Convergence Energy Services Ltd, the newly-established subsidiary of state-owned Energy Efficiency Services Ltd, will receive a capital infusion of ₹600-700 crore from its parent company to kick off its asset-heavy business operations.

In an interview with BusinessLine , climate finance expert Mahua Acharya, who has been appointed as CEO of CESL, spoke about the new firm’s strategy and goals. Excerpts :

Time for radical power sector reforms

What is CESL’s initial capital base? What will be your fund-raising strategy?

The first step is to immediately capitalise CESL from the parent company, EESL. We will probably be capitalised at ₹600-700 crore. Going forward, we are going to become an asset-heavy business. Convergence has inherited solar assets and an electric mobility business from EESL. I’d like to bring the two together.

EESL to implement country’s first decentralised 100 MW solar convergence project in Goa

At the intersection of these two lies battery storage, which is also heavy on capital expenditure. So, Convergence will be an asset-heavy company.

For additional funding, I would go back to the parent company, but I can imagine that offering nicely-packaged public-private structured solutions will be very attractive to private players in the market and also to EESL because it reduces the parent company’s financial burden of pouring money into an asset-heavy business.

I would like to offer investment opportunities that are packaged decently. There’s no shortage of money, only a shortage of well-structured projects that are bankable. I would like to use this platform to get there, and then leverage additional money from third parties.

How will you make batteries affordable?

A single battery provides more than one service, from charging your car, stabilising the grid, soaking up cheap power from solar plants. An ideal scenario is to have multiple revenue streams for battery storage.

We can either wait for battery prices to come down or we can intervene now and test out a few things on a pilot basis.

We are in discussions with BSES in Delhi on the battery storage units that they need, some of which can be made commercially viable with about 10 per cent subsidy.

The answer is to partially subsidise the battery. Another solution that’s a little further away is the use of carbon credits. If a certain battery solution were to soak up solar power in the daytime, make it available in the evening, when discoms would have used coal to fill that gap, it is directly eligible for carbon credits. That portion of carbon finance is structured well, and can easily bring down the price of batteries by 30-40 per cent.

Both the partial subsidy and carbon credit would have to come from international finance. We have started discussions with European and Asian sovereign entities and we’re in discussion with a few buyers of voluntary carbon credits who are looking for this kind of peak power transformation asset. Bilateral and multilateral bodies have the technology funds that can provide partial subsidy. It’s a bit difficult to get aid for India, but it’s not difficult to get multilateral investments, for example, from the Green Technology Fund that is managed by the ADB and the World Bank. I’m looking quite keenly at them.

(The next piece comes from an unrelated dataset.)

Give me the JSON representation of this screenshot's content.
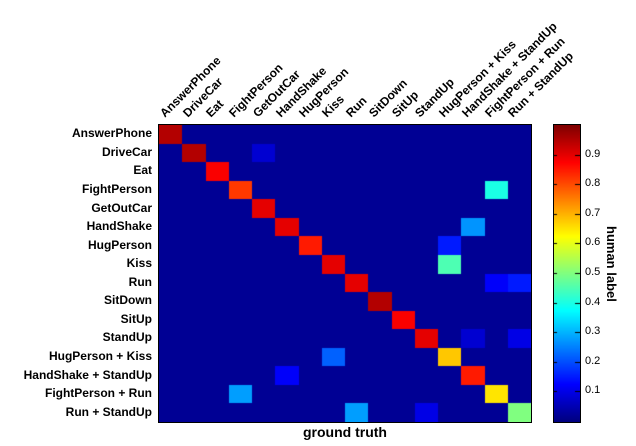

What projects are you working on right now?

Convergence inherited a distributed solar business in Maharashtra from EESL. These are solar farms of 0.7-1MW each, stationed near the sub-stations and they feed power into the agricultural feeders.

We’ll be scaling that up from 200 MW to 1.5 GW. With that we’ll be able to cover at least 50 per cent of Maharashtra’s sub-stations, basically solarise these agricultural feeders.

We plan to solarise village-level feeders across India.

We have signed an agreement with Goa for the development of 100 MW of solar power, but in an integrated package where we will also change the pump sets and provide energy-efficient domestic lighting.

How can small-scale solar farms be economically viable?

It takes discoms about ₹6 to provide one unit power to farmers, out of which ₹4 is subsidised by the State. They are still left with a ₹2-shortfall.

Convergence is coming in at the point of feeders that have agricultural pumps connected to them, and replacing that with electricity at ₹3 per unit. Private players don’t find it interesting to go patch by patch across the State, finding land that is sitting with the government and dealing with the hassle with O&M.

O&M is a hassle for us too, but as a public government entity we get to optimise unused land.

How does your strategy change if the Centre’s push for discom privatisation materialises?

Right now, we are targeting discom-owned land. If that doesn’t work, then we’re targeting government land. Even as a public sector company, it’s quite tough to get land. It may become a little harder if discoms are privatised. But the upside is that privatised discoms will be more incentivised to reduce this cost on their grid.

Are there other projects in the pipeline?

We are developing a cash-for-clunkers fund for replacement of ICE two-wheelers with e-bikes. If you’re a motorcycle owner, you would be incentivised to turn in your old motorcycle for a new e-bike.

If all goes well, we’ll have the fund ready in two-three months, for replacing 10,000 motorcycles on the road. It will depend on which State and city will sign up, because there’s skin in the game involved on their part as well. Goa, for example, is very keen.

How would you ensure consumer choice?

Our sensitivity, especially in the two-wheeler business, will be a lot more on consumer choice. The cash-for-clunkers fund will respond to all products in that category in the market.